Il mondo è in continua mutazione: alla velocità della luce si susseguono tendenze (come insegna Tim Gunn di Project Runway, un giorno sei IN e quello dopo sei OUT), nascono movimenti, si modifica il linguaggio. Cosa significa questo per la comunicazione?
L’ho chiesto alla mia collega Maddalena Bellasio, copy della Generazione Z.

Nella filosofia greca il concetto di logos indica un discorso rivolto sia all’interno di noi stessə che verso l’esterno e raccoglie in sé due significati: pensiero e parola; i due principi sono strettamente collegati.
In effetti le parole sono i mattoncini che usiamo per costruire le nostre idee, condividere pareri, sviluppare ragionamenti ed esprimere le nostre opinioni e sentimenti.

A livello individuale il linguaggio è in grado di influenzare e trasformare il pensiero in una relazione dinamica, tant’è che più il vocabolario di una persona è ricco, più questa sarà in grado non solo di esprimersi in maniera efficace, ma di costruire ragionamenti più complessi, articolati e profondi.

Se abbiamo solo farina e acqua potremo creare unicamente un pane semplice, ma se abbiamo anche uova, cioccolato, burro, confettura di albicocche potremo cucinare una Sacher… e nel secondo caso non saremo obbligatə a usare sempre tutti gli ingredienti a nostra disposizione e creare esclusivamente dolci complessi: potremo facilmente scegliere di fare del semplice pane; mentre nel primo caso non potremo mai ambire a una Sacher perché privə degli ingredienti di base necessari.
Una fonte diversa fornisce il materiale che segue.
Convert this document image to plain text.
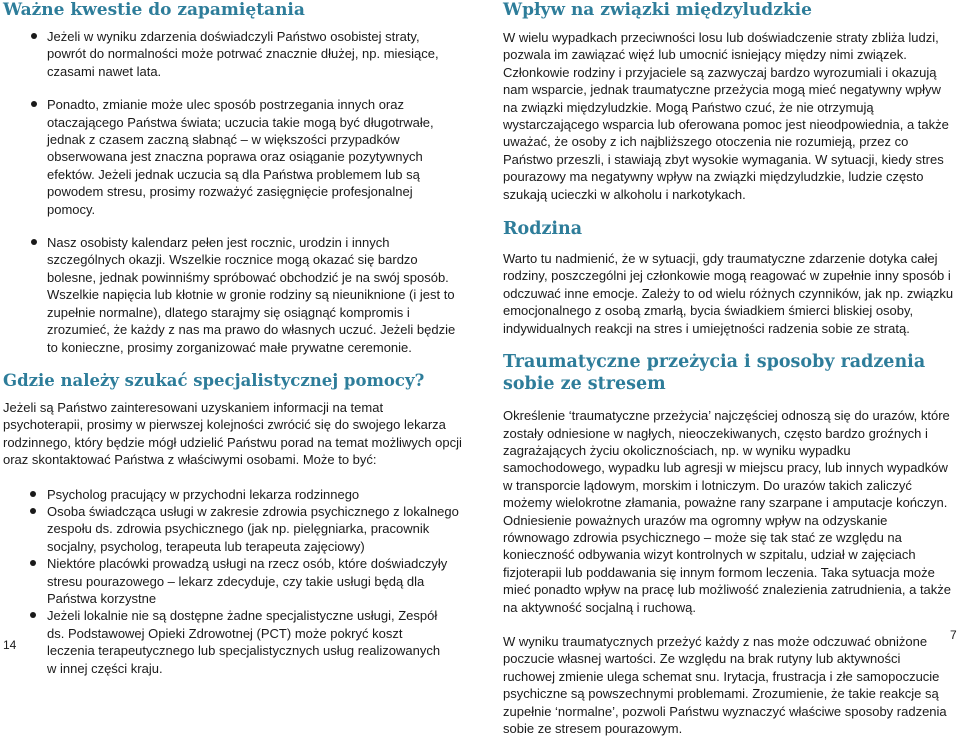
Ważne kwestie do zapamiętania
Jeżeli w wyniku zdarzenia doświadczyli Państwo osobistej straty, powrót do normalności może potrwać znacznie dłużej, np. miesiące, czasami nawet lata.
Ponadto, zmianie może ulec sposób postrzegania innych oraz otaczającego Państwa świata; uczucia takie mogą być długotrwałe, jednak z czasem zaczną słabnąć – w większości przypadków obserwowana jest znaczna poprawa oraz osiąganie pozytywnych efektów. Jeżeli jednak uczucia są dla Państwa problemem lub są powodem stresu, prosimy rozważyć zasięgnięcie profesjonalnej pomocy.
Nasz osobisty kalendarz pełen jest rocznic, urodzin i innych szczególnych okazji. Wszelkie rocznice mogą okazać się bardzo bolesne, jednak powinniśmy spróbować obchodzić je na swój sposób. Wszelkie napięcia lub kłotnie w gronie rodziny są nieuniknione (i jest to zupełnie normalne), dlatego starajmy się osiągnąć kompromis i zrozumieć, że każdy z nas ma prawo do własnych uczuć. Jeżeli będzie to konieczne, prosimy zorganizować małe prywatne ceremonie.
Gdzie należy szukać specjalistycznej pomocy?

Jeżeli są Państwo zainteresowani uzyskaniem informacji na temat psychoterapii, prosimy w pierwszej kolejności zwrócić się do swojego lekarza rodzinnego, który będzie mógł udzielić Państwu porad na temat możliwych opcji oraz skontaktować Państwa z właściwymi osobami. Może to być:

Psycholog pracujący w przychodni lekarza rodzinnego
Osoba świadcząca usługi w zakresie zdrowia psychicznego z lokalnego zespołu ds. zdrowia psychicznego (jak np. pielęgniarka, pracownik socjalny, psycholog, terapeuta lub terapeuta zajęciowy)
Niektóre placówki prowadzą usługi na rzecz osób, które doświadczyły stresu pourazowego – lekarz zdecyduje, czy takie usługi będą dla Państwa korzystne
Jeżeli lokalnie nie są dostępne żadne specjalistyczne usługi, Zespół ds. Podstawowej Opieki Zdrowotnej (PCT) może pokryć koszt leczenia terapeutycznego lub specjalistycznych usług realizowanych w innej części kraju.
14
Wpływ na związki międzyludzkie

W wielu wypadkach przeciwności losu lub doświadczenie straty zbliża ludzi, pozwala im zawiązać więź lub umocnić isniejący między nimi związek. Członkowie rodziny i przyjaciele są zazwyczaj bardzo wyrozumiali i okazują nam wsparcie, jednak traumatyczne przeżycia mogą mieć negatywny wpływ na związki międzyludzkie. Mogą Państwo czuć, że nie otrzymują wystarczającego wsparcia lub oferowana pomoc jest nieodpowiednia, a także uważać, że osoby z ich najbliższego otoczenia nie rozumieją, przez co Państwo przeszli, i stawiają zbyt wysokie wymagania. W sytuacji, kiedy stres pourazowy ma negatywny wpływ na związki międzyludzkie, ludzie często szukają ucieczki w alkoholu i narkotykach.

Rodzina

Warto tu nadmienić, że w sytuacji, gdy traumatyczne zdarzenie dotyka całej rodziny, poszczególni jej członkowie mogą reagować w zupełnie inny sposób i odczuwać inne emocje. Zależy to od wielu różnych czynników, jak np. związku emocjonalnego z osobą zmarłą, bycia świadkiem śmierci bliskiej osoby, indywidualnych reakcji na stres i umiejętności radzenia sobie ze stratą.

Traumatyczne przeżycia i sposoby radzenia sobie ze stresem

Określenie ‘traumatyczne przeżycia’ najczęściej odnoszą się do urazów, które zostały odniesione w nagłych, nieoczekiwanych, często bardzo groźnych i zagrażających życiu okolicznościach, np. w wyniku wypadku samochodowego, wypadku lub agresji w miejscu pracy, lub innych wypadków w transporcie lądowym, morskim i lotniczym. Do urazów takich zaliczyć możemy wielokrotne złamania, poważne rany szarpane i amputacje kończyn. Odniesienie poważnych urazów ma ogromny wpływ na odzyskanie równowago zdrowia psychicznego – może się tak stać ze względu na konieczność odbywania wizyt kontrolnych w szpitalu, udział w zajęciach fizjoterapii lub poddawania się innym formom leczenia. Taka sytuacja może mieć ponadto wpływ na pracę lub możliwość znalezienia zatrudnienia, a także na aktywność socjalną i ruchową.

W wyniku traumatycznych przeżyć każdy z nas może odczuwać obniżone poczucie własnej wartości. Ze względu na brak rutyny lub aktywności ruchowej zmienie ulega schemat snu. Irytacja, frustracja i złe samopoczucie psychiczne są powszechnymi problemami. Zrozumienie, że takie reakcje są zupełnie ‘normalne’, pozwoli Państwu wyznaczyć właściwe sposoby radzenia sobie ze stresem pourazowym.

7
A livello sociale un idioma nasce proprio dall’esigenza comune di spiegarsi e capirsi e si sviluppa in una convenzione condivisa dalla società che ne fa uso; così il linguaggio diviene lo specchio della realtà. La società è fatta di persone, le persone di pensieri e i pensieri di parole: ecco che il linguaggio diventa un elemento determinante nello sviluppo e nella rappresentazione dell’organizzazione sociale; e quando la società, insieme alla sua sensibilità e alle sue esigenze, cambia? Il linguaggio deve evolvere con essa.

Il cambiamento della società non si riflette solo nelle creazioni di nuovi termini: si tratta soprattutto di come le parole vengono usate e quali messaggi si sceglie di veicolare. Qualche anno fa una pubblicità di un brand di gioielli recitava «Un ferro da stiro, un pigiama, un grembiule, un bracciale. Secondo te cosa la farebbe più felice?». Non parliamo solo di stereotipi sessisti, parliamo di anacronismo: una comunicazione di questo tipo non risulta efficace perché propone modelli vecchi, che sono stati superati e che quindi non sono più specchio della società a cui vengono proposti.
Non solo: se da una parte il linguaggio deve rappresentare le dinamiche sociali, dall’altra deve essere un incentivo per migliorare in termini di sensibilità e attenzione.

La comunicazione della propria azienda, che sia commerciale o istituzionale, è uno dei momenti in cui si è più vicini alle persone a cui ci si rivolge, in cui si crea fiducia reciproca e un rapporto di scambio, rispetto e collaborazione. È un elemento fondamentale per la propria credibilità e per il modo in cui si viene percepiti.

Con una comunicazione poco attenta si rischia davvero facilmente di venir lettə come sessistə, antiquatə, boomer o anche solo superficiali: non è per forza una questione ideologica, ma è una questione di immagine, attenzione e consapevolezza del contesto attuale. Passa proprio per il linguaggio la dimostrazione di essere immersə nella realtà in cui viviamo, vicinə alle persone a cui ci si rivolge e ricettivə rispetto alle esigenze e alla sensibilità della contemporaneità. Oltre che di attenzione, diventa segno di professionalità.

Si può fare la differenza anche con accorgimenti apparentemente minimi, ma che in realtà hanno grande valore: scegliere di utilizzare “essere umano” al posto di “uomo” per descrivere il genere umano, salutare con un benvenuti e benvenute, scegliere titoli neutri quando ci si rivolge a persone sconosciute, senza presupporre nulla (perché la banca XY a prescindere chiama ogni uomo “Dottore”, mentre io – nonostante la mia laurea – rimango “signorina”?) o mettere un asterisco, uno schwa (ə), un 3 o una “u” alla fine delle parole.

La società è fatta di persone, le persone di pensieri e i pensieri di parole: la bellezza e la ricchezza dell’umanità si trovano proprio nella diversità e nella sua grande capacità di cambiare: allo stesso modo il linguaggio non deve fossilizzarsi su posizioni vecchie e su regole superficiali, ma deve essere malleabile e plasmarsi sulla base delle entità che rappresenta, cambiando in armonia con la società. Anche solo attraverso un asterisco.